Question for other EMTs that ride MCs

TransportJockey

Forum Chief
8,623
1,675
113
I just got back from a ridealong with a friend in a local Ambulance service and one of the calls we responded to was a motorcyclist fatality. I was just wondering how you guys deal with stuff like that.
I've seen crashes and people get hurt when I work as a corner marshall at the track, but never anything like this.

Maybe it's a good thing my bike is in pieces while I'm waiting for parts, cause I dont know if I want to really ride right now.
 

BossyCow

Forum Deputy Chief
2,910
7
0
This is really common. When a call gets under our radar and hits us on a personal level. Whether its a pt who looks like your Aunt Mabel or a kid who was wearing a jacket identical to the one your kid's best friend was wearing the last time you saw him.

This has less to do with motorcycles than it does with the common EMS provider mindset of ... "If I learn enough, this will never, ever happen to me or anyone I love" We see up close and personal how fragile the human form can be. Give yourself some time! Personally, I decided that the next time I hit a dog, I was going to win. So my bike went on the market and I have nothing left but the gravel still in my elbow to remind me of the event.
 

firetender

Community Leader Emeritus
2,552
12
38
I started riding motorcycles around the same time I became a paramedic, back in the mid-1970's. I was taught by my partner who raced motorcycles before becoming a medic. We worked in Daytona Beach, FL, including yearly stints covering Speed Week and picking up the debris of countless bike wrecks big and small.

Through him I learned that the best you can do as a rider is to, at all times, reduce the odds of getting into an accident and never relinquish control of the bike. If one should occur (based on the assumption that there's two kinds of bikers, those that have fallen off and those who will fall off), make sure you have protective gear on.

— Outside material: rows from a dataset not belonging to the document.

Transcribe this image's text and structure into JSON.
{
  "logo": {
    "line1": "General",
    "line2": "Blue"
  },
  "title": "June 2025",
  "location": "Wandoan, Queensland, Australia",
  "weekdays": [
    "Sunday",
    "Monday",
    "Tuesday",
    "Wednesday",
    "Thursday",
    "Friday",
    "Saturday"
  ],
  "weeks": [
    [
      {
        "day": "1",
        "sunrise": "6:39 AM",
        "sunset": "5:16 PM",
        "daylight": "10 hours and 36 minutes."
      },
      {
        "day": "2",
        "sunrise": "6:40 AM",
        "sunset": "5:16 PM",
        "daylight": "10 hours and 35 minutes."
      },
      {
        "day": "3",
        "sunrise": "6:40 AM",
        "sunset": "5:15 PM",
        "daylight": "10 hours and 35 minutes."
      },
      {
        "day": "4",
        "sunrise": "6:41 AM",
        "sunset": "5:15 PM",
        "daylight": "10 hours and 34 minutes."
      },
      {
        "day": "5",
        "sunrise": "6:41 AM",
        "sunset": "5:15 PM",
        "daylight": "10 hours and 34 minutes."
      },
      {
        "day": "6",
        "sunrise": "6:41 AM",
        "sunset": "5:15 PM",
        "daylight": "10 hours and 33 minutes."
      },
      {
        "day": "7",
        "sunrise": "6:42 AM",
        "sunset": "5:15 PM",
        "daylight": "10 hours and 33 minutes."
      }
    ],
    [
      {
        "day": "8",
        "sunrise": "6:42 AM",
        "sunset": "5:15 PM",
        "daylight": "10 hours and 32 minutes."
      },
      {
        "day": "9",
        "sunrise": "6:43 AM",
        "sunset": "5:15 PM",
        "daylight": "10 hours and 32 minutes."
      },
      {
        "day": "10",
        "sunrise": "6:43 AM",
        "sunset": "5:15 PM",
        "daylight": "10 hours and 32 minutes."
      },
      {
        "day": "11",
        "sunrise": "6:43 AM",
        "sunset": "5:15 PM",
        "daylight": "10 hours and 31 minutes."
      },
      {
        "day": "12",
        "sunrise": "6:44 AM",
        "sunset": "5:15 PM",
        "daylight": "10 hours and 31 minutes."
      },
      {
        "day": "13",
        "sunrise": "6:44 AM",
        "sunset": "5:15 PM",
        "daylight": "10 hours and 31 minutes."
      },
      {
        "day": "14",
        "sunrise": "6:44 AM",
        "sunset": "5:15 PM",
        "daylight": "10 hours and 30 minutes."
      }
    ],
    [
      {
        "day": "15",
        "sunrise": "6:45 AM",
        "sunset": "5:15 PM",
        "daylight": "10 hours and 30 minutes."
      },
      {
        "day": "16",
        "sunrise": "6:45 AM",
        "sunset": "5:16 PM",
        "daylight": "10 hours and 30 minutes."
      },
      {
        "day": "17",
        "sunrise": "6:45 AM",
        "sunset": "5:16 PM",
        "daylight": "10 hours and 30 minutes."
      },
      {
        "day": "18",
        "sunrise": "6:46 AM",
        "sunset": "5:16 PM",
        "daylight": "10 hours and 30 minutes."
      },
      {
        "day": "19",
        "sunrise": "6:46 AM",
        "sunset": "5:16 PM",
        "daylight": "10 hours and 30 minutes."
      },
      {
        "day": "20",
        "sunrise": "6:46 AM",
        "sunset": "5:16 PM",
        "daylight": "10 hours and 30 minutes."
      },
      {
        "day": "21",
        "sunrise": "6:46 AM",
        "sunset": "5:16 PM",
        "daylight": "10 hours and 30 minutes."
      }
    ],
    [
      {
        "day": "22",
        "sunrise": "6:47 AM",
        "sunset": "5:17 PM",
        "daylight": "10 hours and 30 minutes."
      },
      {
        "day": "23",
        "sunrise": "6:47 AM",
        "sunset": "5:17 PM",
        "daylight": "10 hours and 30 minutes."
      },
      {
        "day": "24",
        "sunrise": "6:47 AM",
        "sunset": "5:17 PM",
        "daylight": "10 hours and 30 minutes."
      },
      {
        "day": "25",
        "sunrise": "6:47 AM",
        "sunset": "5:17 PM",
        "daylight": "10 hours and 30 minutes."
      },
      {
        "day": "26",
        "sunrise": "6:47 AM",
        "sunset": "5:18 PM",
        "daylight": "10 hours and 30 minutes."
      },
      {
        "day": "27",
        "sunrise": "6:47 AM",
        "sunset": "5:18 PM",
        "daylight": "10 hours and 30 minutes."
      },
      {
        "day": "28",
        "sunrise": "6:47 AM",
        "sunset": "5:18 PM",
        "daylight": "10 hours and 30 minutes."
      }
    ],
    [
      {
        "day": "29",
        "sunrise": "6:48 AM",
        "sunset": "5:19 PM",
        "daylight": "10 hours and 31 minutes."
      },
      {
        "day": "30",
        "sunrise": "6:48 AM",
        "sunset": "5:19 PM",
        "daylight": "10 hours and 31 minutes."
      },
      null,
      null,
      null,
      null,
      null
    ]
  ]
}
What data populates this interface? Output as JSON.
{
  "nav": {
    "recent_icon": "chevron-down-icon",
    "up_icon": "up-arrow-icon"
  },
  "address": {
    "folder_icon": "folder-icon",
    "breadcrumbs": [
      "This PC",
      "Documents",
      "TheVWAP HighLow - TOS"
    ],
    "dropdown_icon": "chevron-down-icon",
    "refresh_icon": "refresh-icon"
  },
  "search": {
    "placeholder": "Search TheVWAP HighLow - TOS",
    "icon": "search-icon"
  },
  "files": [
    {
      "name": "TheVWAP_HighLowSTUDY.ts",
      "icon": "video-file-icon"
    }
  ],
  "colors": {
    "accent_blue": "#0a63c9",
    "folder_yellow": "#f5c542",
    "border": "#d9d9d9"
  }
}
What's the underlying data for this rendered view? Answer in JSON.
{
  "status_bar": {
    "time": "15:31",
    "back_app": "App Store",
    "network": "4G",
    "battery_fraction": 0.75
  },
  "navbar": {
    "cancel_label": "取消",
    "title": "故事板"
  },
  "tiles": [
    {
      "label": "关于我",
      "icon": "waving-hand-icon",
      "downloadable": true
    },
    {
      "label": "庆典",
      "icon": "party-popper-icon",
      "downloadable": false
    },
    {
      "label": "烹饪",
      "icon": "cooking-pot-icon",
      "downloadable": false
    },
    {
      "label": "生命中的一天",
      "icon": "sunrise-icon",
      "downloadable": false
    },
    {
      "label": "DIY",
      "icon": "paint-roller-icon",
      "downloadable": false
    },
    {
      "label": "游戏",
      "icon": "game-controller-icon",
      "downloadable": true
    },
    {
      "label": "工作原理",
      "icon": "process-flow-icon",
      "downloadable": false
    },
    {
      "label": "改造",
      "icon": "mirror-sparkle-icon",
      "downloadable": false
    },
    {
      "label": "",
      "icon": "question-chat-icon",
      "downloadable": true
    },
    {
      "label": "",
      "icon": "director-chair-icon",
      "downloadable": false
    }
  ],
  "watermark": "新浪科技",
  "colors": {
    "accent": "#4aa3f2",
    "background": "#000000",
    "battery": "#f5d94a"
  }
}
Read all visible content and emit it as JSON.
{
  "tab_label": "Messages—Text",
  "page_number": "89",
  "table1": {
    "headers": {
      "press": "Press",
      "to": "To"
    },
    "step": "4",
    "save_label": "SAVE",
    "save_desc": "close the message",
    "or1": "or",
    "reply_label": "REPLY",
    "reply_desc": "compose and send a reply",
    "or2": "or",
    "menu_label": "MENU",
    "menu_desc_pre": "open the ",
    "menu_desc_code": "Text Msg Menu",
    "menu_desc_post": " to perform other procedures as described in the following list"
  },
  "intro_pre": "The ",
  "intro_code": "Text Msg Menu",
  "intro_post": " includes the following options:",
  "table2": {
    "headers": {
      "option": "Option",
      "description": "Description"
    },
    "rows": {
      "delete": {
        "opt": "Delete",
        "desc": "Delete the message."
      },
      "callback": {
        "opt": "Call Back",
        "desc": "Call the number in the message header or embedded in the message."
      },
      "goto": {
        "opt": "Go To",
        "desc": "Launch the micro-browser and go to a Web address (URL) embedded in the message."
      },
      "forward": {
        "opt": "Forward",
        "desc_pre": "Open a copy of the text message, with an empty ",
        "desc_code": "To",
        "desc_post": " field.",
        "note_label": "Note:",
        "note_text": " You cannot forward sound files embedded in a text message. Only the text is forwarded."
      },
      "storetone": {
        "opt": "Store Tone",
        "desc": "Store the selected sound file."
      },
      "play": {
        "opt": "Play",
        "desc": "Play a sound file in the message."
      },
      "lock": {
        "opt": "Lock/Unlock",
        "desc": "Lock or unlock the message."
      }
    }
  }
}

And my instincts taught me that I should never for a second think that it can't happen to me.

Those lessons have served me very well for over 30 years of riding.
 

medic001918

Forum Crew Member
60
0
0
I ride...and it just doesn't bother me. Bad things happen to people. It's not always fair, but that's how it is. You can't spend too much time in the field and not see things. I've seen people who don't take care of themselves at all live to a ripe old age, and I've seen young people who are healthy and doing everything "right" drop dead of heart attacks. You can't let the job stop you from living.

I also don't ride like I have something to prove when I ride on the street. I've proven all I need to on the track so that I can be comfortable with myself on the street.

Shane
NREMT-P
 
OP
OP
TransportJockey

TransportJockey

Forum Chief
8,623
1,675
113
Thanks guys. I think what really hit, is that was the first person who had died that I saw. The fact it just happened to be another biker just drove the point home.
I, too, don't ride like I have anythin to prove when on the street. Anyone who says anything to me gets an invitation from me to back up their mouth at the road course
 

thowle

Forum Crew Member
93
0
0
A routine debriefing of calls would always be nice to help coupe and deal with incident such as the one described. Always look at things from a perspective as a lesson learned.

We cannot control lifes journey or length, all we can do is provide our skills in an effort to prolong it -- however, if it isn't meant to be, it won't "be" anylonger; make no mistake of it.

Work a call, do your best, have a debriefing, study what you did and what you could have done better; but never blame yourself or another for what happend.

Sorry you had to experience that, but it's a part of this thing we all call "life".